According to the stellar rates of student satisfaction expressed in the latest National Student Survey, published in summer 2022, Leeds Trinity is on the right track. The university is 18th for satisfaction with the wider undergraduate experience (a giant leap of 100 places), and joint 24th for satisfaction with teaching quality (up 89 places, year-on-year). The massive rises show how significantly student satisfaction at Leeds Trinity were affected by the pandemic, when its scores fell out of the top 100. Teaching has returned to an in-person model of delivery, with online resources provided to complement face-to-face sessions.
The university has its roots in two Catholic teacher-training colleges established in the 1960s, while today it welcomes students of all faiths or none. Recent developments on campus include new psychology teaching facilities and a 3G football pitch. They follow other upgrades such as a fitness and sports therapy suites and a new motion-capture analysis lab for use by students on sport and media courses. Photography students have gained two studios and a modern darkroom.
The first business management and law students started their courses in September and three new degrees begin in 2023: professional policing, physiotherapy and biomedical science. Applications were up by 12 per cent in the 2021 admissions cycle and new student enrolments rose by 20 per cent, year-on-year. The rise looks likely to continue, according to a snapshot at the end of March 2022 that showed an increase of 8 per cent rise compared with the same point a year before.

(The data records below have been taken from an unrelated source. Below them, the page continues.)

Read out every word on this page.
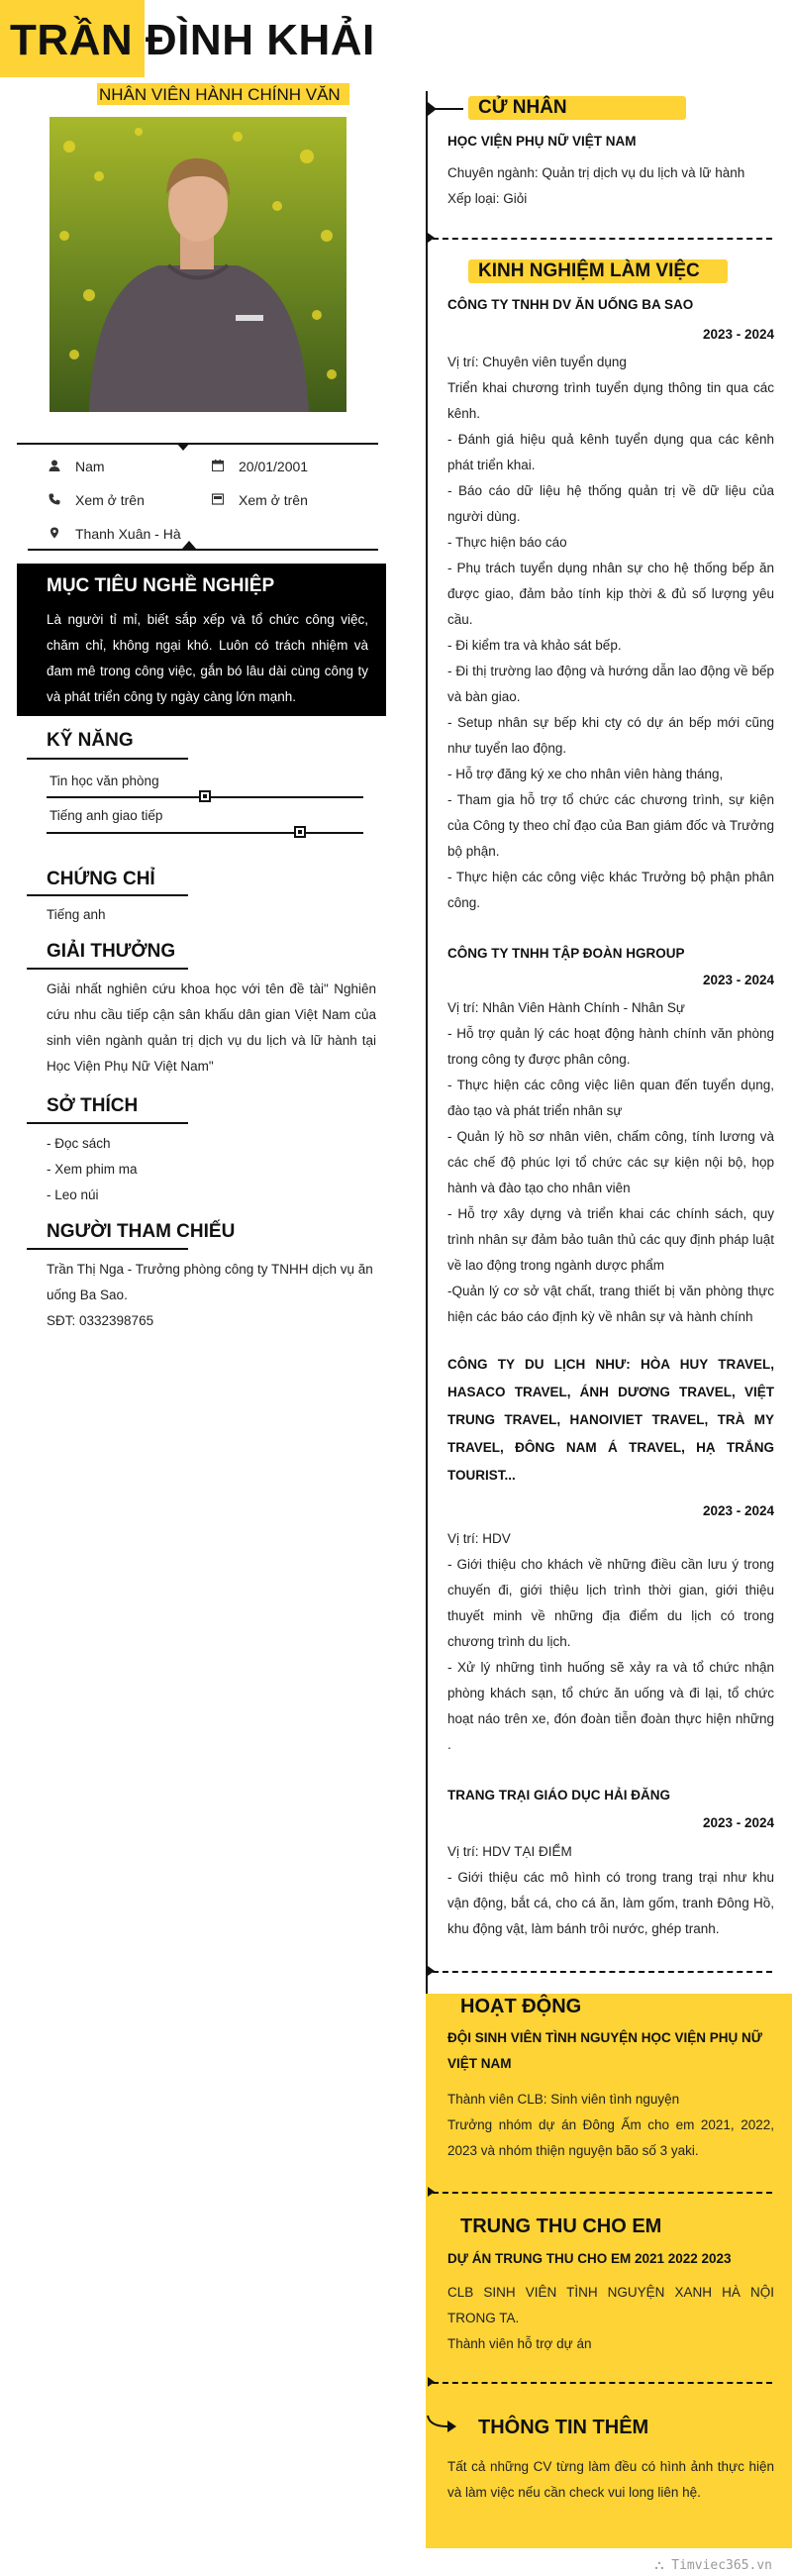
TRẦN ĐÌNH KHẢI
NHÂN VIÊN HÀNH CHÍNH VĂN
Nam	20/01/2001
Xem ở trên	Xem ở trên
Thanh Xuân - Hà
MỤC TIÊU NGHỀ NGHIỆP
Là người tỉ mỉ, biết sắp xếp và tổ chức công việc, chăm chỉ, không ngại khó. Luôn có trách nhiệm và đam mê trong công việc, gắn bó lâu dài cùng công ty và phát triển công ty ngày càng lớn mạnh.
KỸ NĂNG
Tin học văn phòng
Tiếng anh giao tiếp
CHỨNG CHỈ
Tiếng anh
GIẢI THƯỞNG
Giải nhất nghiên cứu khoa học với tên đề tài" Nghiên cứu nhu cầu tiếp cận sân khấu dân gian Việt Nam của sinh viên ngành quản trị dịch vụ du lịch và lữ hành tại Học Viện Phụ Nữ Việt Nam"
SỞ THÍCH
- Đọc sách
- Xem phim ma
- Leo núi
NGƯỜI THAM CHIẾU
Trần Thị Nga - Trưởng phòng công ty TNHH dịch vụ ăn uống Ba Sao.
SĐT: 0332398765
CỬ NHÂN
HỌC VIỆN PHỤ NỮ VIỆT NAM
Chuyên ngành: Quản trị dịch vụ du lịch và lữ hành
Xếp loại: Giỏi
KINH NGHIỆM LÀM VIỆC
CÔNG TY TNHH DV ĂN UỐNG BA SAO
2023 - 2024
Vị trí: Chuyên viên tuyển dụng
Triển khai chương trình tuyển dụng thông tin qua các kênh.
- Đánh giá hiệu quả kênh tuyển dụng qua các kênh phát triển khai.
- Báo cáo dữ liệu hệ thống quản trị về dữ liệu của người dùng.
- Thực hiện báo cáo
- Phụ trách tuyển dụng nhân sự cho hệ thống bếp ăn được giao, đảm bảo tính kịp thời & đủ số lượng yêu cầu.
- Đi kiểm tra và khảo sát bếp.
- Đi thị trường lao động và hướng dẫn lao động về bếp và bàn giao.
- Setup nhân sự bếp khi cty có dự án bếp mới cũng như tuyển lao động.
- Hỗ trợ đăng ký xe cho nhân viên hàng tháng,
- Tham gia hỗ trợ tổ chức các chương trình, sự kiện của Công ty theo chỉ đạo của Ban giám đốc và Trưởng bộ phận.
- Thực hiện các công việc khác Trưởng bộ phận phân công.
CÔNG TY TNHH TẬP ĐOÀN HGROUP
2023 - 2024
Vị trí: Nhân Viên Hành Chính - Nhân Sự
- Hỗ trợ quản lý các hoạt động hành chính văn phòng trong công ty được phân công.
- Thực hiện các công việc liên quan đến tuyển dụng, đào tạo và phát triển nhân sự
- Quản lý hồ sơ nhân viên, chấm công, tính lương và các chế độ phúc lợi tổ chức các sự kiện nội bộ, họp hành và đào tạo cho nhân viên
- Hỗ trợ xây dựng và triển khai các chính sách, quy trình nhân sự đảm bảo tuân thủ các quy định pháp luật về lao động trong ngành dược phẩm
-Quản lý cơ sở vật chất, trang thiết bị văn phòng thực hiện các báo cáo định kỳ về nhân sự và hành chính
CÔNG TY DU LỊCH NHƯ: HÒA HUY TRAVEL, HASACO TRAVEL, ÁNH DƯƠNG TRAVEL, VIỆT TRUNG TRAVEL, HANOIVIET TRAVEL, TRÀ MY TRAVEL, ĐÔNG NAM Á TRAVEL, HẠ TRẮNG TOURIST...
2023 - 2024
Vị trí: HDV
- Giới thiệu cho khách về những điều cần lưu ý trong chuyến đi, giới thiệu lịch trình thời gian, giới thiệu thuyết minh về những địa điểm du lịch có trong chương trình du lịch.
- Xử lý những tình huống sẽ xảy ra và tổ chức nhận phòng khách sạn, tổ chức ăn uống và đi lại, tổ chức hoạt náo trên xe, đón đoàn tiễn đoàn thực hiện những .
TRANG TRẠI GIÁO DỤC HẢI ĐĂNG
2023 - 2024
Vị trí: HDV TẠI ĐIỂM
- Giới thiệu các mô hình có trong trang trại như khu vận động, bắt cá, cho cá ăn, làm gốm, tranh Đông Hồ, khu động vật, làm bánh trôi nước, ghép tranh.
HOẠT ĐỘNG
ĐỘI SINH VIÊN TÌNH NGUYỆN HỌC VIỆN PHỤ NỮ VIỆT NAM
Thành viên CLB: Sinh viên tình nguyện
Trưởng nhóm dự án Đông Ấm cho em 2021, 2022, 2023 và nhóm thiện nguyện bão số 3 yaki.
TRUNG THU CHO EM
DỰ ÁN TRUNG THU CHO EM 2021 2022 2023
CLB SINH VIÊN TÌNH NGUYỆN XANH HÀ NỘI TRONG TA.
Thành viên hỗ trợ dự án
THÔNG TIN THÊM
Tất cả những CV từng làm đều có hình ảnh thực hiện và làm việc nếu cần check vui long liên hệ.
⛬ Timviec365.vn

All Leeds Trinity degrees include professional work placements without students needing to take a sandwich year. Volunteering, at home or abroad, is also credited as a placement. All graduates leave with at least three months’ work experience relevant to their degrees on their CV and references from employers. The university’s network of industry partnerships means students are placed at local, national and global organisations.
Graduate prospects slipped slightly in our rankings, by four places, to 115=, based on the proportion in highly skilled work or postgraduate study 15 months on from finishing a degree course.
The placement scheme contributed to a silver rating in the Teaching Excellence Framework (TEF). Assessors highlighted high-quality support mechanisms for employability, including professional placements, as well as excellent use of technology and innovative assessment and feedback.
The Centre for Apprenticeships, Work-based Learning and Skills co-ordinates Leeds Trinity’s earn-as-you-learn programmes and has specialist tutors and support staff. The university offers seven programmes, including digital marketing, business-to-business sales, and children, young people and families practice. A police constable programme is run in partnership with the West Yorkshire force. A total of 670 student apprentices were enrolled at the last count but Leeds Trinity forecasts significant growth in numbers by 2023, to 1,200.
Theology produced by far the best results for Leeds Trinity in the latest Research Excellence Framework (REF 2021). Its submissions in sport and exercise sciences, leisure and tourism were also strong. Overall, Leeds Trinity has almost maintained is position in our research quality rankings (122nd, down just one place year-on-year).
Leeds Trinity succeeds in attracting the eighth-highest proportion of students from non-selective state schools (97.6 per cent), while almost six in ten are the first in their family to attend university, in seventh place, and nearly seven in ten students are aged over 21 when they enrol.
Initiatives to widen participation include contextualised admissions, foundation years, pre-16 support, and, for local year 12 students, taster days and a summer school. Most successful course graduates enrol at Leeds Trinity the following year. The university was also the first in Yorkshire to receive the Race Equality Charter bronze award in recognition of its work to improve representation, progression and success of black, Asian and minority ethnic students.
A spin studio and two floors of gym equipment feature in the campus fitness suite, with free weights and a training rig. Bookings and online classes are available via an app. Other facilities include 3G and grass pitches, an athletics track and outdoor hard courts for netball and tennis.
Halls of residence have been upgraded, doing away with part-catered provision and creating bigger kitchens to suit self-catering. There are 783 rooms, allocated on a first come, first served basis, and all students who apply by the Ucas deadline can be accommodated.